What does the law say?^
Companies and NGOs (including those involved in ‘conservation’) operating in tribal areas must adopt a binding commitment to take no action without the free, prior and informed consent of the tribal people concerned. Importantly, such consent can obviously never be free and informed unless the people are advised that they have the right to withhold their agreement without facing repercussions.
Do we represent tribal peoples?^
Not unless they ask us to. More generally, we publicize their voices and consider them our partners. We provide a platform for their representatives to talk directly to an international audience, and help them interact face-to-face with companies and organizations violating their rights.
How do we spend the money?^
Our resources are allocated to our educational, research and outreach work, with very little spent on administration. Not a single penny is wasted.
We do not claim that most of our money goes to tribal peoples themselves – it doesn’t. However we do manage certain special funds where every cent raised goes to tribal peoples’ own projects.
Our accounts are audited to the highest standards; a summary is published in our annual report.
Who governs us?^
Although Survival works as a single movement, our offices are governed by their own boards.
Our loyalty is always primarily towards tribal peoples; we pass on any helpful information we have, and only accept information on that basis.
Who are our staff?^
As well as those who volunteer with us, we now employ about 40 staff and interns in offices in Amsterdam, Berlin, London, Madrid, Milan, Paris and San Francisco. Our offices all have charitable status, and function as a unified organization, operating in seven languages. Staff includes regional experts with direct experience of, and contacts in, hundreds of tribal communities.
Many of our staff remain anonymous for their own safety. This also makes it harder for governments to block our access to tribal peoples.
We don’t have offices where tribal peoples live. This means we are never pressed to change our work in order to protect our staff from threats they might receive.
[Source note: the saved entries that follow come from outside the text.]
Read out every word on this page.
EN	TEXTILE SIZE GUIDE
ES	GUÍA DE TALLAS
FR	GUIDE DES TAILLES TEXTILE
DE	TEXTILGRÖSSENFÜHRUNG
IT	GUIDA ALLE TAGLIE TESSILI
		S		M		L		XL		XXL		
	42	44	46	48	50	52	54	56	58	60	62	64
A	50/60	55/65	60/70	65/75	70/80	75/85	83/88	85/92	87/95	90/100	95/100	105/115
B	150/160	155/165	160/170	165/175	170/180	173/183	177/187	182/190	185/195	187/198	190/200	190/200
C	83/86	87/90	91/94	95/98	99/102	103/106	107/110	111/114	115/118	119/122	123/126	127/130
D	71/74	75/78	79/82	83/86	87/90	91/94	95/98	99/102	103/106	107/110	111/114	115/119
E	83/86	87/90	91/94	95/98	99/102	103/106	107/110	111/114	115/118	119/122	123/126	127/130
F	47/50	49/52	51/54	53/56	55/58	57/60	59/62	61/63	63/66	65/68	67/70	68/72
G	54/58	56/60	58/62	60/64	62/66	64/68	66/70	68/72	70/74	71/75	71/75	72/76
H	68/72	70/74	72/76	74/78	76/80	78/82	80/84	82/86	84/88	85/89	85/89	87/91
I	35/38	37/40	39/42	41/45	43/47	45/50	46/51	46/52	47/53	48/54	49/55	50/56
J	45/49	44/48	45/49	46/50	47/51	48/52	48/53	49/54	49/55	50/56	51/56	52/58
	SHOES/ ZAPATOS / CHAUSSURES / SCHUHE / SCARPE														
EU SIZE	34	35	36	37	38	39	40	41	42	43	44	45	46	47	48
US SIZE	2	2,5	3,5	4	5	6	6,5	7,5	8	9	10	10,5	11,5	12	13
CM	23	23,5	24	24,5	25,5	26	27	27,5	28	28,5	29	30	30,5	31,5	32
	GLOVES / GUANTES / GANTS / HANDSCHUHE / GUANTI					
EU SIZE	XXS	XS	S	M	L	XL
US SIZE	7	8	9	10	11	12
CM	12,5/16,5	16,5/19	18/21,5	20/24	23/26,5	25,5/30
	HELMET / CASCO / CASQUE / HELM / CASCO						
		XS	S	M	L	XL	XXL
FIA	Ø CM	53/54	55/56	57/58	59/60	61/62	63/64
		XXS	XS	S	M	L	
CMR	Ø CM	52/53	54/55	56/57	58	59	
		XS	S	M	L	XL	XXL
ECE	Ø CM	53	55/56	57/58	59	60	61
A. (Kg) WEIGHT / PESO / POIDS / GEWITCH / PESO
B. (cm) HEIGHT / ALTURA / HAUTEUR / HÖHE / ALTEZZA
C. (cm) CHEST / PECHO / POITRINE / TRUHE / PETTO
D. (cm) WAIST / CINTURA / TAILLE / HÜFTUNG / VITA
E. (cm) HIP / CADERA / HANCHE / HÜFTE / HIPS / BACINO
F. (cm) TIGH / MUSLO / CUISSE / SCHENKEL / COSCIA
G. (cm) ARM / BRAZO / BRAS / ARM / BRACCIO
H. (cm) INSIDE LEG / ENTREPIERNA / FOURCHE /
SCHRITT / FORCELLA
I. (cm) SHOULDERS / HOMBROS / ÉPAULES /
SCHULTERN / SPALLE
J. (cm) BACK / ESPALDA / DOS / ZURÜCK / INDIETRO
Because we are primarily a movement opposing crimes that stem from our own society (though we also have supporters in countries where tribes live, including some tribal individuals themselves). We have no formal requirement for indigenous or tribal individuals to comprise our committees or staff, although they help on both.
How did we start?^
We were founded in 1969 by a group of people appalled by the genocide of Amazon Indians. They were prompted by a newspaper article by the acclaimed writer, Norman Lewis, in Britain’s Sunday Times Magazine. For several years, Survival had little or no income and was run by volunteers.
Who agrees with us?^
Many tribespeople have told us that they would not have survived without Survival International.
Hundreds of thousands of supporters from dozens of countries have helped us financially; millions of people routinely seek our information.
Our work has been recognized with prestigious awards, including the alternative Nobel prize (Sweden).
See a list of famous supporters →
Who opposes us?^
Governments and companies wanting to dispossess tribal peoples to take their land or resources.
Military forces wanting to control tribal areas.
Extremist religious organizations wanting to coerce tribal people into conversion, irrespective of the harm done.
Extremist conservationist organizations wanting to evict tribal peoples from ‘conservation zones’, or end their way of life.
Many of those who wrongly believe that only western civilization has brought improvements in wellbeing.
Those on the extreme left who believe everyone should be the same; those on the extreme right who think there is a single ‘correct’ way to live.